While working with Dr. Girdler, I created a two-year study to analyze the invasive plant species populations in the college arboretum and a local preserve. Both of these places organized programs for the community to pull invasive plant species; therefore, I believed it could be a way to connect with the community through an ecological study. In some ways the community engagement was successful, but in many other ways it fell short and seemed like an afterthought in the overall design of the project.
I used the GIS skills I learned from the project, however, to TA a course for Dr. Girdler called Science and Social Justice. Though I wasn’t a student, I began to develop the skills to apply scientific tools, such as GIS, to further understand environmental justice issues. I utilized this approach early in my master's work to create a preliminary study about the impact of dust from the Great Salt Lake on communities that were previously redlined in Salt Lake City that became a comprehensive research project at NASA-Develop.
Yet, again, I experienced the limitations of a scientific approach and the separation from research and community. I was still searching for an ethical way to apply my scientific knowledge to a project working towards ecological restoration. That was when I started working with the Northwestern Band of the Shoshone Nation on the junior ranger booklet utilizing Indigenous Research Methodologies and decolonial frameworks. I continue my pursuit to understand place through cultural, political, and ecological conditions and I am inspired by the work at the Nature Center at Pia Okwai and the restoration project at Wuda Ogwa.
What does community-engaged research and teaching look like three years from now in Environmental Humanities and the U?
In three years from now, I believe community engagement research in the Environmental Humanities will further reflect the Communiversity Model created by Dr. Beverly Wright. The Communiversity Model is “an acknowledgement that for effective research and policy-making, valuable community life experiences regarding environmental insult must be integrated with the theoretical knowledge of academic educators and researchers” according to the Deep South Center for Environmental Justice. Similarly, decolonial community engagement efforts deconstruct the superiority of Western knowledge and support Indigenous ways of knowing and doing.
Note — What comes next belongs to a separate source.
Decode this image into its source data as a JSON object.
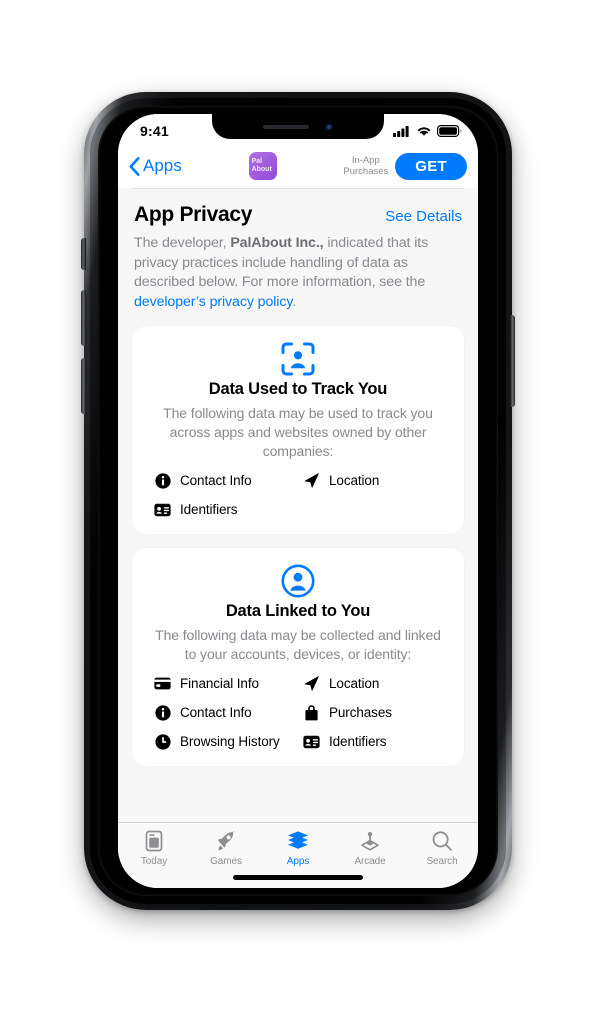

I believe the Environmental Humanities Program at the University of Utah has started to dismantle the barrier between community and academia through its community engagement efforts such as the Community Practitioner-in-Residence Program, community engaged courses, and dedicated student fellowships. I am interested, however in furthering the sustainability of these partnerships and relationships beyond the two years a student is in the program. Ultimately, I see the future of community engagement efforts in the EH program and the University of Utah as a reciprocal collaboration between community members and academics that transforms our approach to environmental justice and reconsiders dynamics of power.